As if the roller coaster of physical and mental exhaustion that accompanies childbirth isn’t enough, women who have multiple sclerosis (MS) also face an elevated risk of relapse after giving birth. New research, however, shows that exclusive breastfeeding may help prevent those relapses.
It has long been understood that childbirth presents an elevated risk of MS relapse, however it was not previously known how or if breastfeeding affects this risk. In some cases, new mothers with MS decided against breastfeeding all together due to the lack of clear, accurate information on the topic.
In order to determine the effect of exclusive breastfeeding — defined as no regular replacement of breastfeeding with supplemental feedings for at least two months — on postpartum risk of MS relapse and the effect of the introduction of supplemental feedings on MS relapse, Kerstin Hellwig, MD, of St. Josef Hospital in Bochum, Germany, and colleagues collected data on 201 pregnant women with relapsing-remitting MS and conducted a follow-up one year postpartum.

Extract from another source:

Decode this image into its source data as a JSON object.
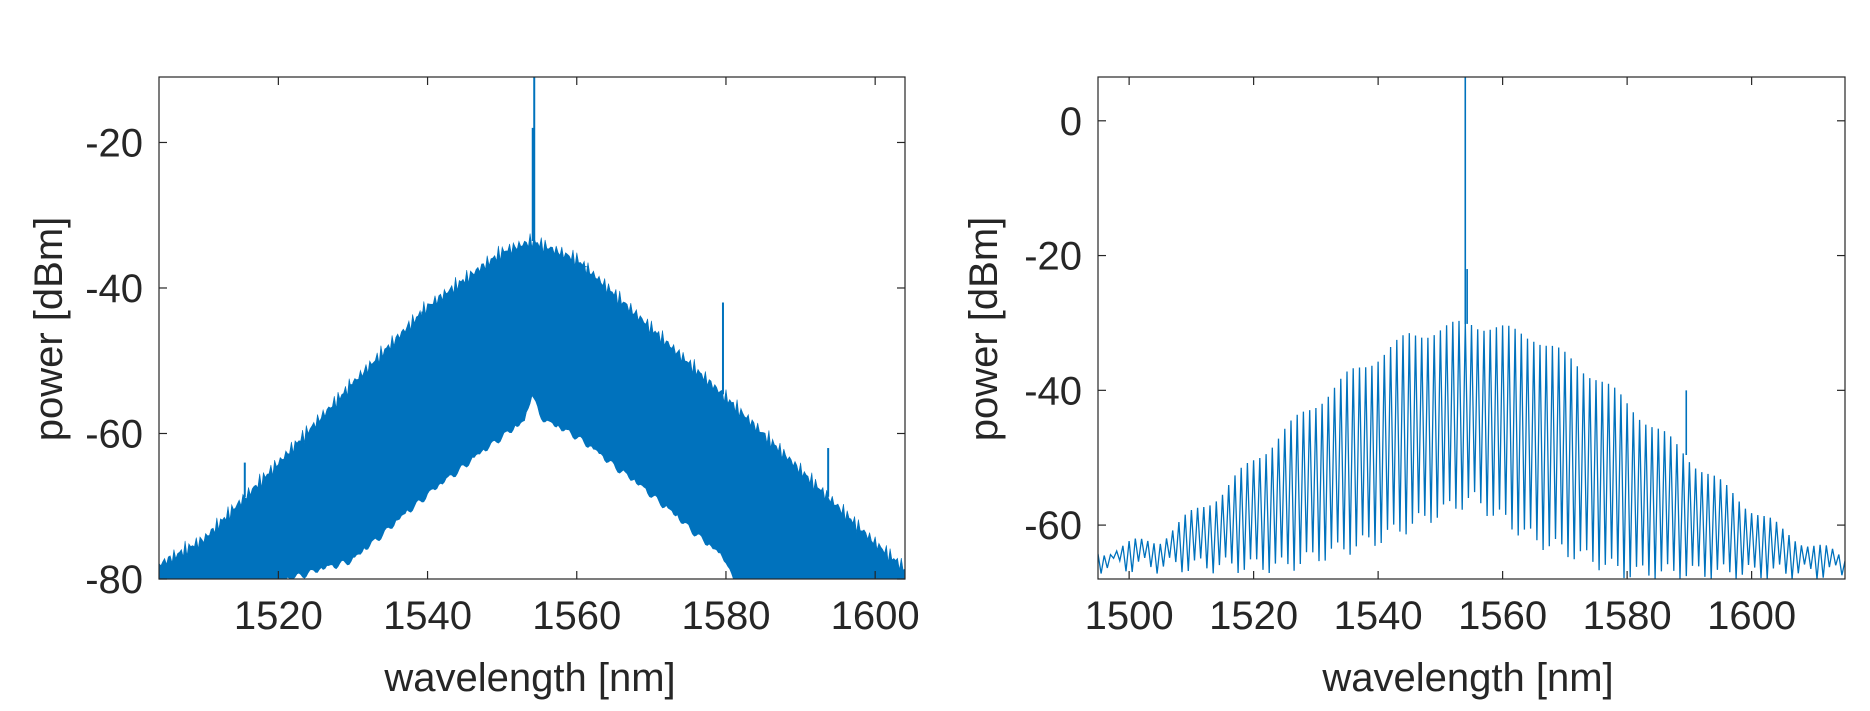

Among the 201 participants, 120 (59.7%) intended to breastfeed exclusively for a least two months while 81 (40.3%) either intended to breastfeed and supplement feedings (42, 20.9%) or did not breastfeed (39, 19.4%). Of those who did not breastfeed exclusively, 31 (38.3%) had a relapse within six months postpartum compared to 29 (24.2%) women who intended to breastfeed exclusively for at least two months (unadjusted hazard ratio, 1.80; 95% CI, 1.09-2.99; P = .02; adjusted hazard ratio, 1.70; 95% CI, 1.02-2.85;P = .04). Time to first relapse following the introduction of supplemental feedings did not significantly differ between women who exclusively breastfed and those who did not (P=.60).
The study suggests that exclusive breastfeeding is a modestly-effective MS treatment with a natural end date, and women with MS who intend to exclusively breastfeed should be encouraged to do so as it is not associated with an elevated risk of postpartum MS relapse.